THE Holyrood inquiry into the future of salmon farming in Scotland will demand extensive changes to how the industry is regulated, according to a report in the Sunday Post yesterday.
Quoting ‘a source close to the [Rural Economy and Connectivity] committee’, which conducted the probe, the Post reported that MSPs are concerned about the industry’s complex regulatory regime.
The source said: ‘The current situation creates confusion, with lots of different regulations and various enforcement agencies struggling to cope with the industry’s expansion.’
The REC committee is expected to call for tougher regulations to cut down on waste pollution from farms, the number of sea lice cases and harm to wild salmon stocks.

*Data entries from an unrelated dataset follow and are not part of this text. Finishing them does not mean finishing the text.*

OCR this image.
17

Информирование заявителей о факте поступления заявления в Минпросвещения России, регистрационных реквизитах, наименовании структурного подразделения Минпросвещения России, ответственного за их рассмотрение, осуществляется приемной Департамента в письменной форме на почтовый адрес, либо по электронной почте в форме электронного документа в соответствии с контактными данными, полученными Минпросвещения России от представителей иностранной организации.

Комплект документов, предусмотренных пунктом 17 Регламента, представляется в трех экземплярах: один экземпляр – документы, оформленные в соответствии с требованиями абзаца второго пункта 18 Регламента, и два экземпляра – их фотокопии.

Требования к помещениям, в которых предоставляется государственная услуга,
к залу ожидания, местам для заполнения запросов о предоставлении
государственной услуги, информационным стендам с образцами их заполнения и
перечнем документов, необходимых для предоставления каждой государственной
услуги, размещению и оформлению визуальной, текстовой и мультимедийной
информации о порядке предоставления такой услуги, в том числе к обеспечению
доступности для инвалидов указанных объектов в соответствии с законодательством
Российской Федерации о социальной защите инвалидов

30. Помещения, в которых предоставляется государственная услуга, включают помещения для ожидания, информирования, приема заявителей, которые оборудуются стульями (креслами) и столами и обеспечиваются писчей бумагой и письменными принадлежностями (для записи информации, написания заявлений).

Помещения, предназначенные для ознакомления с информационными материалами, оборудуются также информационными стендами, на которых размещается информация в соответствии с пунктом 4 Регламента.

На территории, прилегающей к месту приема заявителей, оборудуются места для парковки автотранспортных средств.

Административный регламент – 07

But MSPs will leave it up to the Scottish government, working in conjunction with the industry, to achieve such outcomes, said the Sunday Post.
The REC committee, which finished taking evidence from interested parties, including salmon farmers and anti-farming campaigners, in May, has now met four times in private to discuss its findings.
There has been no word, officially, of how the deliberations are going, but they were described as ‘passionate’ by a parliamentary spokesman.
However, at least one MSP on the REC committee appears to have been leaking information from the private sessions to anti-salmon farming campaigners.
Asked by Fish Update to confirm whether the latest leak was accurate or not, a Scottish parliamentary spokesperson said: ‘Committees do not comment on leaks of draft reports or other issues discussed in private meetings. The leaking of such material is a breach of the Code of Conduct for MSPs.
‘Consideration of the draft report of the committee’s inquiry into salmon farming in Scotland is being held in private, which is standard practice for committees at the Scottish parliament. The final report will be published in due course.’
Meanwhile, a motion lodged this month by Green MSP Mark Ruskell has called on the Scottish parliament to accept that fish are ‘sentient individuals with the capacity to suffer’.
It calls on the Scottish government to support a moratorium on the expansion of salmon farming ‘until the industry can guarantee that farmed salmon have a good life that is worth living’.
The Scottish government is committed to growing the salmon farming industry, which is worth £1.8 billion and supports thousands of jobs in rural communities.
The rural economy minister, Fergus Ewing, has again pledged his support for the sector, assuring farmers in Orkney last week that he would continue fighting for them.
He said he and the Scottish government would offer ‘every support we can to deal with the detractors, to get the positives across, and together see even greater success in the future’.
In response to the Sunday Post claims, the Scottish Salmon Producers Organisation said: ‘We are awaiting with interest the report from the Rural Economy Committee and will study its recommendations carefully.
‘We will reserve comment until the report is published, and cannot comment on speculation.’